Senator the Hon. Simon Birmingham
Minister for Finance
Leader of the Government in the Senate
Senator for South Australia
Date: Tuesday, 11 May 2021
David Koch: For more, I'm joined by Finance Minister Simon Birmingham, who does all the work on the budget while the Treasurer takes all the glory, just saying. Minister, what's driving these changes to superannuation?
Simon Birmingham: Thanks, Kochie. Well, thank you very much for that intro. Look, it's the changes to superannuation they're about helping Australians to be able to prepare and plan for their own retirement, but also for example changes like the one enabling people to take a dividend from the family home and put it into their superannuation is also about freeing up housing stock, providing that incentive for people to downsize, prepare for their retirement, but also, of course, create more family homes available for new families to move into at an earlier stage.
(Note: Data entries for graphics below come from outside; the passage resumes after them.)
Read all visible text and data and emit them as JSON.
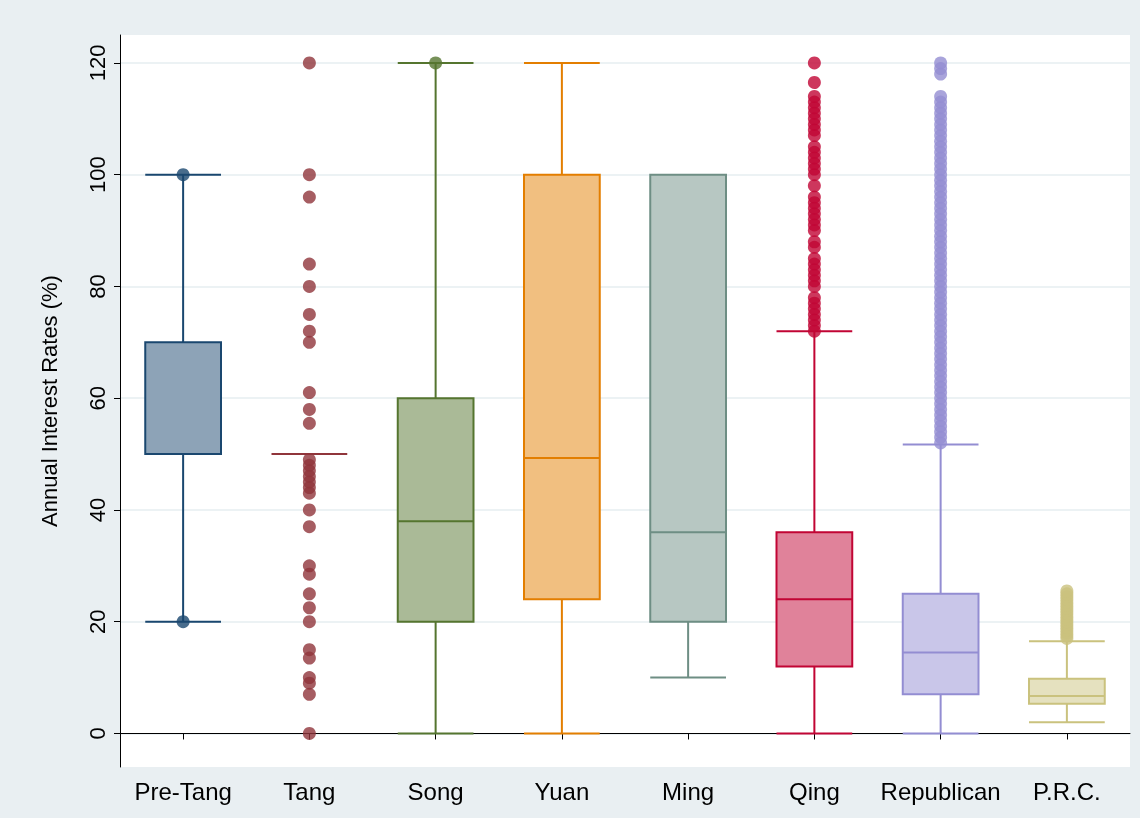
{
  "chart_data": {
    "type": "box",
    "ylabel": "Annual Interest Rates (%)",
    "categories": [
      "Pre-Tang",
      "Tang",
      "Song",
      "Yuan",
      "Ming",
      "Qing",
      "Republican",
      "P.R.C."
    ],
    "colors": [
      "#1a476f",
      "#90353b",
      "#55752f",
      "#e37e00",
      "#6e8e84",
      "#c10534",
      "#938dd2",
      "#cac27e"
    ],
    "boxes": [
      {
        "low": 20,
        "q1": 50,
        "median": 50,
        "q3": 70,
        "high": 100,
        "outliers": [
          20,
          100
        ]
      },
      {
        "low": 50,
        "q1": 50,
        "median": 50,
        "q3": 50,
        "high": 50,
        "outliers": [
          120,
          100,
          96,
          84,
          80,
          75,
          72,
          70,
          61,
          58,
          55.5,
          49,
          48,
          47,
          46,
          45,
          44,
          43,
          40,
          37,
          30,
          28.5,
          25,
          22.5,
          20,
          15,
          13.5,
          10,
          9,
          7,
          0
        ]
      },
      {
        "low": 0,
        "q1": 20,
        "median": 38,
        "q3": 60,
        "high": 120,
        "outliers": [
          120
        ]
      },
      {
        "low": 0,
        "q1": 24,
        "median": 49.3,
        "q3": 100,
        "high": 120
      },
      {
        "low": 10,
        "q1": 20,
        "median": 36,
        "q3": 100,
        "high": 100
      },
      {
        "low": 0,
        "q1": 12,
        "median": 24,
        "q3": 36,
        "high": 72,
        "outliers": [
          72,
          73,
          74,
          75,
          76,
          77,
          78,
          80,
          81,
          82,
          83,
          84,
          85,
          87,
          88,
          90,
          91,
          92,
          93,
          94,
          95,
          96,
          98,
          100,
          101,
          102,
          103,
          104,
          105,
          107,
          108,
          109,
          110,
          111,
          112,
          113,
          114,
          116.5,
          120
        ]
      },
      {
        "low": 0,
        "q1": 7,
        "median": 14.5,
        "q3": 25,
        "high": 51.7,
        "outliers": [
          52,
          53,
          54,
          55,
          56,
          57,
          58,
          59,
          60,
          61,
          62,
          63,
          64,
          65,
          66,
          67,
          68,
          69,
          70,
          71,
          72,
          73,
          74,
          75,
          76,
          77,
          78,
          79,
          80,
          81,
          82,
          83,
          84,
          85,
          86,
          87,
          88,
          89,
          90,
          91,
          92,
          93,
          94,
          95,
          96,
          97,
          98,
          99,
          100,
          101,
          102,
          103,
          104,
          105,
          106,
          107,
          108,
          109,
          110,
          111,
          112,
          113,
          114,
          118,
          119,
          120
        ]
      },
      {
        "low": 2,
        "q1": 5.3,
        "median": 6.7,
        "q3": 9.8,
        "high": 16.5,
        "outliers": [
          17,
          17.5,
          18,
          18.5,
          19,
          19.5,
          20,
          20.5,
          21,
          21.5,
          22,
          22.5,
          23,
          23.5,
          24,
          24.5,
          25,
          25.5
        ]
      }
    ],
    "ylim": [
      -6,
      125
    ],
    "yticks": [
      0,
      20,
      40,
      60,
      80,
      100,
      120
    ],
    "grid": "y",
    "marker": "circle"
  }
}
So there are benefits that accrue right across the board and right around this budget. We've looked very carefully at how we make sure we keep growing the economy and grow the jobs for Australians. We've got record numbers of Australians in jobs, that we keep Australians safe through this pandemic, which remains a big pressure point. And, of course, then how we deliver services in aged care and disability services in mental health. And people will see tonight that these are all critical areas that we've focussed on for future investment.
David Koch: Yeah, that iron ore price has really helped the budget hasn't it? You budgeted for a price of 55 dollars for the year overnight it got to 225. You must be rubbing your hands in glee. An extra 50 billion dollars in tax revenue.
Simon Birmingham: Look, certainly the higher iron ore price helps and it helps to improve the ultimate budget bottom line know we have always, as a government, been very conservative about our budget predictions and iron ore for example, we had forecast, as you said, a fifty five dollar per tonne iron ore price. And we'll continue to apply conservative projections for the future so that people can have confidence that the budget we hand down tonight is a realistic one. And that confidence, of course, is what drives consumers to spend, more businesses to invest and that's certainly what then sustains the jobs growth across the economy. That has also been a key part of our improved budget bottom line. You know, by having more than 200,000 people off of JobSeeker and into jobs compared with what have been forecast our budget bottom line is five billion dollars better off just from those 200,000 people not receiving the welfare payments, but, of course, being contributory taxpayers. And that's the virtuous cycle we intend to continue.
David Koch: Exactly. We are your biggest asset, aren't we. If we can be in a job, we pay tax and that keeps the economy going. And look at the amount of money being aimed at aged care tonight following that shocking royal commission into aged care. Some in the sector are worried it won't be enough to meet demand and train staff. How much will you be actually spending on aged care reform? And do you think we have the resources to actually spend that money?
Simon Birmingham: So people will see the final figure tonight. But it is a once in a generation step up and investment into aged care. And it's a comprehensive response to the royal commission that's Scott Morrison called for and brought into being. That royal commission asked us to invest more to ensure the quality of aged care, the safety of aged care, indeed, the availability in the workforce and the availability of places in aged care were all addressed. And we're doing that tonight in the budget, outlining measures across both residential aged care for aged care homes, but also home care to maintain choice for people to be able to stay at home and receive support to be able to do so.
David Koch: Just quickly extending the low and middle income tax offset that applies to workers earning less than one hundred and twenty six thousand dollars. What does that equate to in people's hip pocket?
Simon Birmingham: So these types of measures can deliver up to around a thousand dollars for individuals, a couple of thousand dollars for couples. And we said always that we would be a low tax government, and particularly at this time of needing to continue to drive the economic recovery forward. It's important to deliver those confidence measures to keep people investing in the economy. You know, over in Europe, they're dipping back into recession, a double dip recession that they're facing there, and so we can't say that we're out of this pandemic. We can see the health catastrophe in India, the economic catastrophe in Europe, challenges right around the world and in Australia we're going to focus on keeping people safe and their jobs safe and our economy sound so we can invest in those services.
David Koch: Minister looking forward to going through the budget papers this afternoon. Thanks for your time.
Simon Birmingham: Thanks so much, Kochie.